Kalinin, Anatolii Veniaminovich

 

Born Aug. 9 (22), 1916, in the stanitsa (cossack village) of Kamenskaia (the present-day city of Kamensk-Shakhtinskii). Soviet Russian writer. Member of the CPSU since 1946.

Kalinin’s novel The Burial Mounds was published in 1941. During the Great Patriotic War of 1941—45 he served as a correspondent at the front for Komsomol’skaia pravda; his novellas In the South (1944) and Comrades (1945) and his novel The Red Banner (1951), which grew out of the shorter works, deal with the heroism of the Soviet forces. After the war Kalinin settled on the Don, and life on the kolkhoz provided him with material for his books of essays The Undying Roots (1947), At the Mean (1954), Moonlit Nights (1955) and Pomegranate Juice (1968). His novel Forbidden Zone (book 1, 1962) concerns the building of the Volga-Don Canal. Scenes of the war are brought to life in Kalinin’s novella Echo of the War (1963) and in his novel The Harsh Field (1958). Kalinin is also the author of the novella The Gypsy (parts 1–3, 1960–70; film of the same name, 1967); the novel Bells, Ring Out I (1967), about the problems of upbringing in a family; and a book of essays on M. A. Sholokhov entitled Summer in Veshensk (1964).

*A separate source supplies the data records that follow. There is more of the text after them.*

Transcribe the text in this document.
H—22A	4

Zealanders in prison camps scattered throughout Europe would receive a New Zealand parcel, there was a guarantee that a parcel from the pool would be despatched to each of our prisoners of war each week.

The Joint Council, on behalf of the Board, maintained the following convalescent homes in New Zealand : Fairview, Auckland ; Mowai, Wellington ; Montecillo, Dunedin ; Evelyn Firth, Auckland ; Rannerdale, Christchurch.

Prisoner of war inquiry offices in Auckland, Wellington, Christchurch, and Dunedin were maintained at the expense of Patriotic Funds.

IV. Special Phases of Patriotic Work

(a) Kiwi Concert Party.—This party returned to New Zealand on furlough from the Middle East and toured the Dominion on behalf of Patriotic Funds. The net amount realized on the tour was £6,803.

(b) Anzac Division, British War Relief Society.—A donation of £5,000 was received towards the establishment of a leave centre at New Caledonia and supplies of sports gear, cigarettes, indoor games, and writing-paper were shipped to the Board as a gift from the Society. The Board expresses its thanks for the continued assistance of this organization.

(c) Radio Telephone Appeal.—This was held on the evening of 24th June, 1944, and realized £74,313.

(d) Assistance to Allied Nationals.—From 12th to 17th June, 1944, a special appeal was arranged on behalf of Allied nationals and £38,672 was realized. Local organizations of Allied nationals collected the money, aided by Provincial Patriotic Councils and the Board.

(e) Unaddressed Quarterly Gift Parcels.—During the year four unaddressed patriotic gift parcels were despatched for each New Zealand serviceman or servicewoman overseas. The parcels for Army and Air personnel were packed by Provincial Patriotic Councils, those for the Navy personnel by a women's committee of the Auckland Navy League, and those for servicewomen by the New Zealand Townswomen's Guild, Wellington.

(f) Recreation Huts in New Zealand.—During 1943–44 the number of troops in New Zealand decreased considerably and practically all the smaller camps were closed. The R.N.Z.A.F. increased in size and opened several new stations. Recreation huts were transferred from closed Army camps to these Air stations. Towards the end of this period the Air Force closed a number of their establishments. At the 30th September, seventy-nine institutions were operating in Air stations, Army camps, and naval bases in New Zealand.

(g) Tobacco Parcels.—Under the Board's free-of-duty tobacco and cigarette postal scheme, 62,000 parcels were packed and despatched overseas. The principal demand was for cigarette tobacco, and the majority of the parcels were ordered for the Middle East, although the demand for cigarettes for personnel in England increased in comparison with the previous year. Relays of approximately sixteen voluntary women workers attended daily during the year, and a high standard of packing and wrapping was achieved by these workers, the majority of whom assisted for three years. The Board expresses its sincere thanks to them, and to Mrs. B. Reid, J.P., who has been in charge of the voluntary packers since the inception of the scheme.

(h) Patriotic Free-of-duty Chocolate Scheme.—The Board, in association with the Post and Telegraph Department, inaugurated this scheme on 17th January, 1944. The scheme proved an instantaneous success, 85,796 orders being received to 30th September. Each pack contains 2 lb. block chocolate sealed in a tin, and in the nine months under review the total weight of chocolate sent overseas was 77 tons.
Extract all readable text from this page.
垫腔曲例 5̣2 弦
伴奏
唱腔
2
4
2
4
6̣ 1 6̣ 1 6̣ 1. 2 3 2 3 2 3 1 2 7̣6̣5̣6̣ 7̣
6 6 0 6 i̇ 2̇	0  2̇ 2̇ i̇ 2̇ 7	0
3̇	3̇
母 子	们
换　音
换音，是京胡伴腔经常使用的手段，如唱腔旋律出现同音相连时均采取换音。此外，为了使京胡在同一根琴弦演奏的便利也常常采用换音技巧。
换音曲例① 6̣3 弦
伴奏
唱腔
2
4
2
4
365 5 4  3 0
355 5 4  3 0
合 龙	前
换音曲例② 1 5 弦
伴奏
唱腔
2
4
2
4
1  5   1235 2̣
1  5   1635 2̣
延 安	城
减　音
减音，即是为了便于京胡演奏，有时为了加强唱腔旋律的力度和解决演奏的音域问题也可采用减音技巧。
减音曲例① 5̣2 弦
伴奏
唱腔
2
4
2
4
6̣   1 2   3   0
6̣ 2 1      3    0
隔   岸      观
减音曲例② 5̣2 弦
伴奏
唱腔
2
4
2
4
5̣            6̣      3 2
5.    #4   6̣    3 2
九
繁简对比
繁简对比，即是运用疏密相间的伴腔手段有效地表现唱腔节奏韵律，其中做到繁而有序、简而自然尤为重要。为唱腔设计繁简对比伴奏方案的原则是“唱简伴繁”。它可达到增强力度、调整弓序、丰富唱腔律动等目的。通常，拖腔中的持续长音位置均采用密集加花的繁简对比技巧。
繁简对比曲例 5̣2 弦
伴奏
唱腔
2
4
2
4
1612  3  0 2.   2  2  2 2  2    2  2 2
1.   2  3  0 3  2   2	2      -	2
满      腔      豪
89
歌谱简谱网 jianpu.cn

Kalinin writes in the Sholokhovian tradition, his works posing the important questions of modern life. A number of Kalinin’s works have been translated into foreign languages. He has been awarded three orders and various medals.

WORKS

Surovoe pole: Povesti i rasskazy. Moscow, 1960.

REFERENCES

Zlobin, S. “O pomane A. Kalinina Surovoe pole.” Novyi mir, 1959, no. 7.
Dement’ev, A. “Po povodu stat’i Stepana Zlobina.” Novyi mir, 1959, no. 7.
Kochetov, V. “Ne tak vse prosto.” Oktiabr\\ 1963, no. 11.
Survillo, V. “K voprosu o nasledstvennosti.” Novyi mir, 1964, no. 7.
Sinel’nikov, M. ‘“Golos krovi’ i goloslovnost’ kritiki.” (In reference to Survillo’s article “K voprosu o nasledstvennosti.”) Literaturnaia gazeta, 1964, Sept. 24.
Russkie sovetskie pisateli-prozaiki: Bibliograficheskii ukazateV, vol. 2. Leningrad, 1964.